En attendant, le stade provisoire sonnera vraisemblablement vide lui aussi. Et quelque part, tant mieux. Si la logique doit aller à terme, que notre cher président aille au bout de son suicide médiatico-sportif, qu’il fasse son éco-quartier à la mord-moi-le-nœud, qu’il lance son asso avec son pote JJ Bourdin, qui arrive miraculeusement avec du temps libre depuis ses légers ennuis avec la justice, pour ajouter du ridicule à une situation déjà grotesque. Faites vos déclas, soutenez-vous mutuellement, mangez votre caca ensemble, soyez heureux et fiers de vos états de service dans votre stade vide et votre club en état de mort cérébrale.

Nous autres, ce serait facile de dire simplement que « le NO c’est nous ». Parce que c’est vrai, l’histoire regorge de pitres dans ce genre qui ont fini par décamper avec armes et bagages, laissant des champs de ruines qu’on a fini par rebâtir. Mais honnêtement, ce soir, l’abattement domine. Il y aurait aussi matière à distribuer des baffes du côté de la mairie et du mundillo nîmois si prompt à rester entre soi et à faire fuir les meilleures volontés quand elles font l’erreur de n’être pas du sérail. Il y aurait aussi à faire le ménage chez nous avant de pouvoir revendiquer la capacité à repartir de rien, à recréer un socle populaire capable de porter un projet cohérent, sur le modèle de ce qu’ont réussi à faire les Strasbourgeois ou les Bastiais plus récemment, ou encore les Nantais dans un autre registre. Peut-être ce dernier exemple est-il celui qui se rapproche le plus du nôtre, entre un président qui veut agrandir les bites et un qui veut couper des têtes, on aurait bien des choses à se dire. On va donc faire ce qu’on sait faire de mieux : serrer les dents et préparer des jours meilleurs. Le positif au fond de ce marasme, c’est peut-être que le point de bascule atteint aujourd’hui (mais sans doute franchi depuis longtemps), annonce le début de quelque chose. L’étincelle. La léthargie qui frappait Nîmes pourrait peut-être enfin se muer en quelque chose d’autre, de plus méchant (tu te rappelles, Rani, « méchant et violent », c’est le traitement que tu évoquais il y a quelques mois pour parler d’éradiquer le « cancer » que représentaient les ultras, avec la nuance et la mesure qui te caractérisent). Cela passe dans un premier temps par le soutien plein et entier à nos GN91 nationaux, à tous les groupes solidaires et à l’Association nationale des supporters.

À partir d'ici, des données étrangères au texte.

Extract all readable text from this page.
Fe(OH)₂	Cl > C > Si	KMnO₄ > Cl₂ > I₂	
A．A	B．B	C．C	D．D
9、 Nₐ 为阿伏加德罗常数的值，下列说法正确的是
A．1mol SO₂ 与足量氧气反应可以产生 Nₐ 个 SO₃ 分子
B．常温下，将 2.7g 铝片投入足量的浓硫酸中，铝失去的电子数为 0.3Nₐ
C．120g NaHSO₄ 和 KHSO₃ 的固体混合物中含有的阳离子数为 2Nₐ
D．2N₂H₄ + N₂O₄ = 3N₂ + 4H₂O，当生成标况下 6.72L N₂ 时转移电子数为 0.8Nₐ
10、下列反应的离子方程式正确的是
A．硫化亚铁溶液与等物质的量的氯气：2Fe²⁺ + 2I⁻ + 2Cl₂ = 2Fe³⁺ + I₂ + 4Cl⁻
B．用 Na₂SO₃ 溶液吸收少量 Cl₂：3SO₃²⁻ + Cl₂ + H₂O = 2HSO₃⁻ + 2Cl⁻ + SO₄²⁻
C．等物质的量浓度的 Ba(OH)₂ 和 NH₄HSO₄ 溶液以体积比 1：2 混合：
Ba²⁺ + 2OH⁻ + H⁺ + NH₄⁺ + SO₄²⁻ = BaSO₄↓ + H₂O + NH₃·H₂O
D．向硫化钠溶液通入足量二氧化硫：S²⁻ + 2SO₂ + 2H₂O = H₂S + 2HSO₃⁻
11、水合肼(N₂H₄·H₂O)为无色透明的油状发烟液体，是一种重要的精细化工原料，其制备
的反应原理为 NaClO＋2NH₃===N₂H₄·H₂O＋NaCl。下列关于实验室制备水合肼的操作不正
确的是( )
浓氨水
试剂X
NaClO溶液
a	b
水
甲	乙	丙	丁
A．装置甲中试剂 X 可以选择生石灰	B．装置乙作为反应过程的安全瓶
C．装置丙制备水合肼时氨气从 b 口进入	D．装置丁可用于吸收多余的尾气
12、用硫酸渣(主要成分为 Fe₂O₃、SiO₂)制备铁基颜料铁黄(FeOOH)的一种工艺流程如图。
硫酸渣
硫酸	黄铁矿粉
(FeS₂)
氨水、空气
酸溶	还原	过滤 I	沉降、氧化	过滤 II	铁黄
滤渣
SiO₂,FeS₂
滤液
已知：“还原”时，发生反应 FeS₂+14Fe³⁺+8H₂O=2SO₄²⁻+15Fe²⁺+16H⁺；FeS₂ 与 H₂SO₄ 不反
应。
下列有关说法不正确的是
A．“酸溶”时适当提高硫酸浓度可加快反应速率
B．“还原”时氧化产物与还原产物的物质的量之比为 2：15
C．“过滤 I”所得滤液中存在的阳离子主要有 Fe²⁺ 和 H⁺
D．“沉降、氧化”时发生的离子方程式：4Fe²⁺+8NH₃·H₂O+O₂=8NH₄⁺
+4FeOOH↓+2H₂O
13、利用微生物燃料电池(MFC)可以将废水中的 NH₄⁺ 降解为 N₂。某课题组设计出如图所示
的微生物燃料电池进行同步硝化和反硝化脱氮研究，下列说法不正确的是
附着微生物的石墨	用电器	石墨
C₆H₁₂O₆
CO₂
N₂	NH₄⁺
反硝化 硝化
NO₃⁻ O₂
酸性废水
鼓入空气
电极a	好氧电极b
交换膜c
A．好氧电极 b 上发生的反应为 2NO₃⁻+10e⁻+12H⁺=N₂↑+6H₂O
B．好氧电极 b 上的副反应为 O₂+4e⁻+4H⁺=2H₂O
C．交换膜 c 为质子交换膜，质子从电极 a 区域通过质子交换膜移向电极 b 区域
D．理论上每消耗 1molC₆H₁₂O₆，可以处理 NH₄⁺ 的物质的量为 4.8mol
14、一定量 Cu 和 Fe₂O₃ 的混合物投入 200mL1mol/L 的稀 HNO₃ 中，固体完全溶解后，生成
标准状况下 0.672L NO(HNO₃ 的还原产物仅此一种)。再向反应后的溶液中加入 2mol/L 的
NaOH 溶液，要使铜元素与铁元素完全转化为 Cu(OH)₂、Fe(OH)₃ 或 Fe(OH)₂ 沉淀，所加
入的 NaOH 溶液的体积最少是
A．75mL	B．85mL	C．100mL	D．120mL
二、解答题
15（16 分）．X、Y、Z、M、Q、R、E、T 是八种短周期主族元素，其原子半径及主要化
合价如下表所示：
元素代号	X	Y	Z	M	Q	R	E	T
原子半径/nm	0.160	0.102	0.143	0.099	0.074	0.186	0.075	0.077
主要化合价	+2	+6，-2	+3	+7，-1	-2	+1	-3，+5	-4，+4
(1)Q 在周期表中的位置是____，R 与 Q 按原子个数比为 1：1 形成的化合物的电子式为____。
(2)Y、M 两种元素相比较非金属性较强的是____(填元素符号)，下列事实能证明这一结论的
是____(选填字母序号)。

Pour que la vision d’un stade aseptisé peuplé de dociles consommateurs ne reste que le fruit de l’imagination d’un vendeur de téléphones. Pour le reste, on verra. On va travailler à faire naître cette étincelle, en tous les cas.

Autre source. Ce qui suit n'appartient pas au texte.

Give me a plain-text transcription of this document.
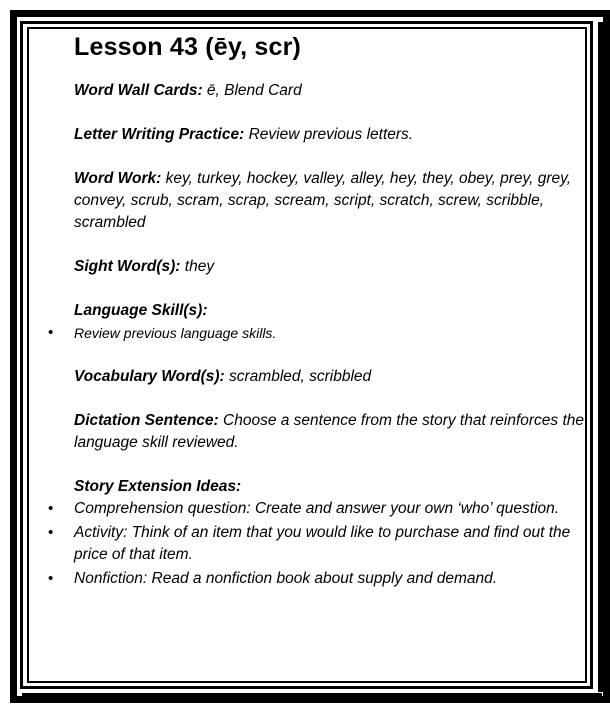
Lesson 43 (ēy, scr)

Word Wall Cards: ē, Blend Card

Letter Writing Practice: Review previous letters.

Word Work: key, turkey, hockey, valley, alley, hey, they, obey, prey, grey, convey, scrub, scram, scrap, scream, script, scratch, screw, scribble, scrambled

Sight Word(s): they

Language Skill(s):

• Review previous language skills.

Vocabulary Word(s): scrambled, scribbled

Dictation Sentence: Choose a sentence from the story that reinforces the language skill reviewed.

Story Extension Ideas:

• Comprehension question: Create and answer your own ‘who’ question.
• Activity: Think of an item that you would like to purchase and find out the price of that item.
• Nonfiction: Read a nonfiction book about supply and demand.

J’ai repris cette acad’ en 2017, lors de la saison de la remontée en L1. Ces années-là furent superbes, les plus fastes de ma vie de supporter du NO riche en déconvenues, en purges et en caisses de mauvais vin. Je n’avais pourtant jamais éprouvé un tel sentiment de gâchis avant ce soir. Pour sortir par le haut, il faudra du temps, de la sueur, des larmes, du foutre, mais comme dirait l’autre, il y aura au bout la victoire – oui, ne me demandez pas pourquoi, mais je me sens l’âme britannique ce soir. Victory, however long and hard the road may be, for without victory there is no survival. ALLEZ ROUGES, BORDEL DE BITE.